Printing-houses that pretend to turn out careful work, such as publishing books and periodicals, should follow some model of unquestioned authority; but as proper exemplars are not often at hand, the daily newspaper, being omnipresent, is taken for a pattern.
The purpose of this handbook is to furnish a guide based on the scholarship and technical knowledge of some of the world’s greatest authors and printers. As blunders and inconsistencies creep into print everywhere, even when special care is taken to avoid them, the author expects this very work to be an example of the mistakes it warns others to avoid. Such shortcomings as here appear, however, should serve to emphasize the need of great pains by all who write and print.
Some years ago it fell to the author to harmonize the style-codes of three printing-houses that were doing work for him. In seeking a model of accuracy and typographical neatness the system expounded by Theodore Low De Vinne, used by the Century Magazine and the Century Company, was chosen.
It was discovered that there never has been any formal style-code in use by the De Vinne-Century printers. They have learned the style by studying De Vinne’s Correct Composition and like works of his on typography. Office experience teaches printers the written and unwritten laws of the De Vinne code.
The method of the Century printers has been largely the method of the author of this manual. By correspondence with Mr. De Vinne, by studying his books, and by the practical application of his rules to the work of many offices the writer has come to know his methods, which are believed to be the simplest and most scholarly in use in the United States to-day. More than eighty per cent of the rules herein expounded are codified from the works of De Vinne, or gleaned from Teall and similar sources of indisputable authority. The work of the Chicago Proofreaders’ Association has been found helpful in the compounding of words.
System is as necessary in a printing-house as in a bank, and classification and obedience to the law of the office are absolutely essential to the production of correct composition. Since many editors and patrons, authors and others are usually either careless or untrained in the art of preparing copy, the printer must be extremely painstaking and methodic, or his work will be censured, and he will be blamed for every fault that shows itself in ‘cold type.’ The owners of newspapers printed at other men’s offices are especially unreasonable when mistakes occur. No matter how careless such customers are with their work, they expect the printer to be infallible. Every publisher of wide experience will corroborate this statement. The skilful writer expects reasonable accuracy, the ignoramus wants printers to be Macaulays and mind-readers as well.

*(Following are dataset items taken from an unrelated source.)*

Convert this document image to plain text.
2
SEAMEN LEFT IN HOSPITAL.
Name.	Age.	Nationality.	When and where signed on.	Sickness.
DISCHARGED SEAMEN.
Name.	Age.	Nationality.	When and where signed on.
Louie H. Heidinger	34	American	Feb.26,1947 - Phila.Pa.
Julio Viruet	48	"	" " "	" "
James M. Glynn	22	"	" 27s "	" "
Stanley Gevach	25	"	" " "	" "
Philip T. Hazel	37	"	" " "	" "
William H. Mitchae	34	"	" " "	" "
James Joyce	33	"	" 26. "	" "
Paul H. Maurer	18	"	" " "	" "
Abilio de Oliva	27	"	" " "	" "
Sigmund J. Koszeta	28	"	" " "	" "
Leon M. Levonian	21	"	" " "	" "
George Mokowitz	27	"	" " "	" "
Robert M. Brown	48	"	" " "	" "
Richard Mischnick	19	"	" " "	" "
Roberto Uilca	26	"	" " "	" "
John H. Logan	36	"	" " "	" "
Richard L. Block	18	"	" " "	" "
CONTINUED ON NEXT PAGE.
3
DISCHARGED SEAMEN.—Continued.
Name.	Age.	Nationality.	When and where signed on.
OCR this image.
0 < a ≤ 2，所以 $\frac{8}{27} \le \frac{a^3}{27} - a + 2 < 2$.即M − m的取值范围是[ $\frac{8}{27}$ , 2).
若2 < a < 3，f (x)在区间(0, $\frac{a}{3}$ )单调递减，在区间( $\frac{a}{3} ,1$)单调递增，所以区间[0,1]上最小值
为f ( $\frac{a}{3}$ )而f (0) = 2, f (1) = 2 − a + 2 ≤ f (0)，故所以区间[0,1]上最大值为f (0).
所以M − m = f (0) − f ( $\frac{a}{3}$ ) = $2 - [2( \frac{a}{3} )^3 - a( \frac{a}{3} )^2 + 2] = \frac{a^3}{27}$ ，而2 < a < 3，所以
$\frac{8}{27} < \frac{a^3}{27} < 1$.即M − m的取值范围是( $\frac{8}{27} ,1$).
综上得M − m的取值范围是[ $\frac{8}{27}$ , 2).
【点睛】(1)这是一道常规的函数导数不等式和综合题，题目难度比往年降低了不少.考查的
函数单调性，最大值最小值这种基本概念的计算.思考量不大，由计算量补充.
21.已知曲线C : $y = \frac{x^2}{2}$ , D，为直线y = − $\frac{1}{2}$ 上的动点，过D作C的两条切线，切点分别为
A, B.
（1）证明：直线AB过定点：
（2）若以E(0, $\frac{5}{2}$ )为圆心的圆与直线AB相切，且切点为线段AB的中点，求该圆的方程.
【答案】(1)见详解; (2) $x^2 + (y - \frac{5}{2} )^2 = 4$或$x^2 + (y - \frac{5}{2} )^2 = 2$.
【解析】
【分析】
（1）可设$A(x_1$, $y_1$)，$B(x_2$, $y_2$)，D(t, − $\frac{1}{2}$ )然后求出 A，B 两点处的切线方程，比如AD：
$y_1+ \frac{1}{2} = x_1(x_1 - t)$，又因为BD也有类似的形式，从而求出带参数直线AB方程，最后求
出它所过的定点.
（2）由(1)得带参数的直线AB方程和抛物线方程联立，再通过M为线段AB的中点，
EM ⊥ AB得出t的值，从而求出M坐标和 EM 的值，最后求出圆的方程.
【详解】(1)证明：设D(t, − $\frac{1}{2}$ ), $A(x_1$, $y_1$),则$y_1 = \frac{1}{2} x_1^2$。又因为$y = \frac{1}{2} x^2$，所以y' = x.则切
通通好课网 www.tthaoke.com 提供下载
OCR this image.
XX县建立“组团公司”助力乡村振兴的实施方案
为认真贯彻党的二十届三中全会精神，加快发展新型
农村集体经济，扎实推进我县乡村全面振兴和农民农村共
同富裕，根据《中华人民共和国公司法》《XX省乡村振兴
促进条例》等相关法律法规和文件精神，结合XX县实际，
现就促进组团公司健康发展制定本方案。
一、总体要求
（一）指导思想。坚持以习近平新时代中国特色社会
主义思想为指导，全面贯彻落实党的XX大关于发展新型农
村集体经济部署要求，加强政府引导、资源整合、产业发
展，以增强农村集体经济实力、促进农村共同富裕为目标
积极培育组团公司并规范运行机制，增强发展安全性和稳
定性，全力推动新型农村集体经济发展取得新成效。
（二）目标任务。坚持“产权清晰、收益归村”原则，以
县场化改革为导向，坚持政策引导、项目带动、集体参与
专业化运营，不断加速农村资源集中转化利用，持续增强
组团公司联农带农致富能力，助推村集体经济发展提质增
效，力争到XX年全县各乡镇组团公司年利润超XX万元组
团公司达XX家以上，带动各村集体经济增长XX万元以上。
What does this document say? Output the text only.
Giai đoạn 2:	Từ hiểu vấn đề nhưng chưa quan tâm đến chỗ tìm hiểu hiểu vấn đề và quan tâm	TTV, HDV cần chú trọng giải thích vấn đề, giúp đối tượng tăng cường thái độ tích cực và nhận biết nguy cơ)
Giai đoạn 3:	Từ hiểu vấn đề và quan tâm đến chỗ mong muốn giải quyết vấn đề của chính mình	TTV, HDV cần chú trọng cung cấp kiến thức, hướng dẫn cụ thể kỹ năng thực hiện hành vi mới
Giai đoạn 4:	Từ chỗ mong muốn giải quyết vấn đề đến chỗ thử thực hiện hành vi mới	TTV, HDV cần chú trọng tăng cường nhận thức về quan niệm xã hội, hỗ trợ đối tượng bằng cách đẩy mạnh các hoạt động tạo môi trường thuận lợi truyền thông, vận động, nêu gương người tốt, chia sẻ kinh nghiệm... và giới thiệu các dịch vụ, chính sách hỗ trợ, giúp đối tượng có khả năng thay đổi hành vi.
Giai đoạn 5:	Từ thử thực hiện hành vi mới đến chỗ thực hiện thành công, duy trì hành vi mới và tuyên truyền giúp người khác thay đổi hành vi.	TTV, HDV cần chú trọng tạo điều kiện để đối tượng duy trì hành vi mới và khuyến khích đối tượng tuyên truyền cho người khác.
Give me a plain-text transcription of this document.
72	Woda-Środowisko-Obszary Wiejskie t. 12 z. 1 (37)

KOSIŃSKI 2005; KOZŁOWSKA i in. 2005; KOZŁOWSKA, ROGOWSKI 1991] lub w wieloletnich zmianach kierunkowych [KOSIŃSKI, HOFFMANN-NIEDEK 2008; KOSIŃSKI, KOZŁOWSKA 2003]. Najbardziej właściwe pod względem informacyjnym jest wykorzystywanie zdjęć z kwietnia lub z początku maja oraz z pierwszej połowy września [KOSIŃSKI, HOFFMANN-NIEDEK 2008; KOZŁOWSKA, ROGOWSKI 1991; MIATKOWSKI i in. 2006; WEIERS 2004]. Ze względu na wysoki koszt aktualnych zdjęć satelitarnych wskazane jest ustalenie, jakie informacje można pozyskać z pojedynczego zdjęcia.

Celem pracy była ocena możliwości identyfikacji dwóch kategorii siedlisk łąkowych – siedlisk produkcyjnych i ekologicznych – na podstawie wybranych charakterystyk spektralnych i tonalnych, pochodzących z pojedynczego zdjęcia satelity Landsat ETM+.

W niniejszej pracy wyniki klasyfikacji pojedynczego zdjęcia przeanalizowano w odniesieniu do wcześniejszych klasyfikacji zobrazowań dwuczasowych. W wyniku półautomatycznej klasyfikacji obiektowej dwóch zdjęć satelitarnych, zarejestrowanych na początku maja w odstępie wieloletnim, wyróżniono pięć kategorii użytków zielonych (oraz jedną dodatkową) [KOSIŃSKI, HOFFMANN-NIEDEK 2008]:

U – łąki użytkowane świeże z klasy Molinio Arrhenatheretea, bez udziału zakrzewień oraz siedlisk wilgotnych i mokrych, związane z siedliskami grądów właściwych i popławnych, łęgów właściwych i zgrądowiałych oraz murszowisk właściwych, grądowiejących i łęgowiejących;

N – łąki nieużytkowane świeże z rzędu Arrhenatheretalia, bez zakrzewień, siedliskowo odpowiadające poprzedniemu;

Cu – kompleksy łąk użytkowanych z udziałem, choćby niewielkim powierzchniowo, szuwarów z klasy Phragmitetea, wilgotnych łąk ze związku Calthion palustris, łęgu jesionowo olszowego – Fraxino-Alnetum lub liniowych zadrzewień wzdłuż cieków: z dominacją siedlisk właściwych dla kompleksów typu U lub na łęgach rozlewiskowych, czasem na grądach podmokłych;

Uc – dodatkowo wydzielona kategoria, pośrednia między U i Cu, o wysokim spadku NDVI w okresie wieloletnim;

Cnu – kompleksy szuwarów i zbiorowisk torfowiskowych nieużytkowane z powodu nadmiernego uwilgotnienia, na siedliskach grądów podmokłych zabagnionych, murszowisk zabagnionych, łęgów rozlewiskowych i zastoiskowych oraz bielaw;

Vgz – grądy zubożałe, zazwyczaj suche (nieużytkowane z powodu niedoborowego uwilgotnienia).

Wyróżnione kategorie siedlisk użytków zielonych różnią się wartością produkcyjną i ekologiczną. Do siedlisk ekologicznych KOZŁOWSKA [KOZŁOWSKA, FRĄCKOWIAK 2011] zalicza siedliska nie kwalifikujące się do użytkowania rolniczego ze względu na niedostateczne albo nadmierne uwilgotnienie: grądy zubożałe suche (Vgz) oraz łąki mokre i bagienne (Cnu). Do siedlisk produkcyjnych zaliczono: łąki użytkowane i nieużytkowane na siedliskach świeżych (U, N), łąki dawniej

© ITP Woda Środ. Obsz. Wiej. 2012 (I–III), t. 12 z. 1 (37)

[2.] Why Style-codes are Necessary. Style-codes are necessary because much of the copy that is presented to printers is neither written nor edited with reference to accuracy, consistency, or the rules of orderly typography. Indeed much copy is not edited at all; it reaches the case or the machine with its original crudities thick upon it, and if blunders are discovered by the public the slovenly authors defend themselves by charging them to ‘errors of the types,’ or blunders of the printers. On account of the general carelessness of writers, style-codes are necessary; they enable printers and proofreaders to hold writers within reasonable bounds. If all things were written just as they should be printed, style-codes would be useless.
[3.] Edited Manuscripts Save Money. Just as short words and short, simple sentences save the time and energy required to gather the meaning that would be clouded by the use of long, involved sentences, so clearly written and accurately prepared manuscripts save time, energy, and money in the printing-office.
Typewritten copy is almost a necessity in this busy age, but whether penned or typed, manuscripts should be consistent in style, and above all readily legible. Fast typesetting machines should not be made slow and expensive by the carelessness and indistinct manuscripts of editors and other writers for the press.
[4.] Uniformity is Essential to Success. Uniformity in the method of using capital letters, compound words, punctuation marks, etc., is essential where any care is taken with printed matter. It is astonishing that many editors, reporters, ministers, lawyers, and others who write for publication are not only ignorant of typographical niceties, but of fundamentals as well. Going further, it may be said that many printing-houses are conducted in a haphazard way, as if uniformity and accuracy were luxuries beyond price. Even under the best system, contradictions and other errors are certain to abound. The best that can be expected is to reduce blunders to the minimum.